As I write this tonight we are preparing for yet more rain from the 3rd incoming hurricane, Zeta. Fortunately for us though it looks like there’s a cold front that is going to protect our beleaguered half of the state and push it toward New Orleans. It won’t be much of anything. But 2020 has dealt us enough heavy blows. It will be at least a decade before our area truly recovers from all this. There’s still blue roofs and enormous debris piles everywhere you look, but progress is coming along. We will rise again, and we will do it together.

And my chooks? Well, they blessed us after we made it home from Laura with their very first butt nuggets. And they still love to snuggle and know exactly where their beds are. Oh, and they have no want for free “playground equipment” either. They’ve commandeered every tree we have down they can get to. They’ll chase the squirrels back and forth down the trunks. It’s precious. They are our constant source of joy and mirth. And we like to think they really do love being around us too……. The whole group is collectively referred to as “meals on wheels” after their August adventures. LOL

If you’ve read this far I commend you! It’s a short novel worth of story, but it just might help keep things in perspective…….

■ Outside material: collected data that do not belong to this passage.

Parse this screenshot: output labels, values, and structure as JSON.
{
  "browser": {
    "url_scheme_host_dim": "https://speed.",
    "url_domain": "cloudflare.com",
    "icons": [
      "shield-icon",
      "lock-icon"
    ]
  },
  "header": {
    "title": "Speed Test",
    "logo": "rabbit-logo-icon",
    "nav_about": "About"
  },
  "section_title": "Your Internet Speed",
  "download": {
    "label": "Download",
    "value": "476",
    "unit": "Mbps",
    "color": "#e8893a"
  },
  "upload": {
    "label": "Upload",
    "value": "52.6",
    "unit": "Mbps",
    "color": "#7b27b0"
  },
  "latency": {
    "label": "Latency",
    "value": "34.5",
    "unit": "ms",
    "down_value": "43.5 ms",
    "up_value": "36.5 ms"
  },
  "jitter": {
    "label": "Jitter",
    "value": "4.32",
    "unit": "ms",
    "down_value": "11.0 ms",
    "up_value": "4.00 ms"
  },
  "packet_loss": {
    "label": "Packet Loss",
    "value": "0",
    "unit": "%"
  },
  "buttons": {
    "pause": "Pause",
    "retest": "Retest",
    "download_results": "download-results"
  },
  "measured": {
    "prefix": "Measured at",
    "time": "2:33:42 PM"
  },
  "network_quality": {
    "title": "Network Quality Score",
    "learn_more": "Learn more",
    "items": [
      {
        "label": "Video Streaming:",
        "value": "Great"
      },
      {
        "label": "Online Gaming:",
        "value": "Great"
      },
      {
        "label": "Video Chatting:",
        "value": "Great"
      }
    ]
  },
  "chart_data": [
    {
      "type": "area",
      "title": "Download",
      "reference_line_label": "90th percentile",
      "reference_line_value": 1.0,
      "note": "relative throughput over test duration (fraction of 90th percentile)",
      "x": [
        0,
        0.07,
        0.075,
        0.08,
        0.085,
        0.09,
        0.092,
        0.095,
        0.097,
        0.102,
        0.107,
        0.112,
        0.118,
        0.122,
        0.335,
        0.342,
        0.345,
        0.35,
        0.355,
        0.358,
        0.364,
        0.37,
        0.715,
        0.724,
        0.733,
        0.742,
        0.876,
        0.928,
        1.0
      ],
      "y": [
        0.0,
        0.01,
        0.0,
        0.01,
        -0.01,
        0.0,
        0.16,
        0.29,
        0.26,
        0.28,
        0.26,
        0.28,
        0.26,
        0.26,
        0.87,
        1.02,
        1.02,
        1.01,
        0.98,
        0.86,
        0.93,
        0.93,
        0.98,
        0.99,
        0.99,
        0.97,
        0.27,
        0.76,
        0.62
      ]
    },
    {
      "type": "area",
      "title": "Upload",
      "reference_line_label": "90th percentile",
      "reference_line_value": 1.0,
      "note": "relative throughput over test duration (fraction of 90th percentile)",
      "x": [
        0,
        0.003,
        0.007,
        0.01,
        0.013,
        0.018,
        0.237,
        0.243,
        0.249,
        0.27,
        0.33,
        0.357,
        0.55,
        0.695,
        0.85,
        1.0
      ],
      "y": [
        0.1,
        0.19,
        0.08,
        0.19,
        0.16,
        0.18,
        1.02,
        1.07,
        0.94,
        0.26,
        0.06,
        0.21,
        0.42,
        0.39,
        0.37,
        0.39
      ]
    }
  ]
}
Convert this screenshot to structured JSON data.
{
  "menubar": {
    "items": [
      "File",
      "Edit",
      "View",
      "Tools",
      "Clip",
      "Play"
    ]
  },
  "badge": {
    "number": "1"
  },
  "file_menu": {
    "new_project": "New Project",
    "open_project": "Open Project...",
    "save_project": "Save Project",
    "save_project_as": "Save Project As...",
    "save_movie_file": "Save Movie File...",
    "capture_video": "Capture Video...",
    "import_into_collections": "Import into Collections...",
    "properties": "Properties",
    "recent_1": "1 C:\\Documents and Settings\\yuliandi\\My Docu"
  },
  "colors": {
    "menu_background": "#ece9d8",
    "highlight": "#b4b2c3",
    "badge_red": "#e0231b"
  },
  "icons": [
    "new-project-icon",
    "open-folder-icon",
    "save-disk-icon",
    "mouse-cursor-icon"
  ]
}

  • You are ALWAYS blessed in some way, even if you really have to dig to find it.
  • Things can ALWAYS be worse than they are.
  • Community and family are both invaluable. Cherish the relationships you have with others because you never know when they could end.
  • 20200826_150454.jpg
 

Attachments

Last edited:

Callender Girl

Crowing
Sep 18, 2018
1,479
7,694
466
North Central Iowa
First, thank God you and your family survived. Second, thank God you managed to keep most of your critters safe.

I was only going to spend a couple of brief minutes on BYC this morning, then I saw your post. It completely pulled me in. As a former newspaper editor, I can tell you that I would have been proud to have your account in any edition of the papers I oversaw. You brought so much to life with your writing. A good writer doesn't just tell a story; he or she makes the reader feel the story. You did that.

In the Midwest, we get our share of tornados and straight-wind damage. But I cannot imagine the terror you must encounter with hurricanes. Amazingly, you have come through it with gratitude and wisdom.

My heart and thoughts are with you, along with a prayer that the third hurricane doesn't touch you and yours.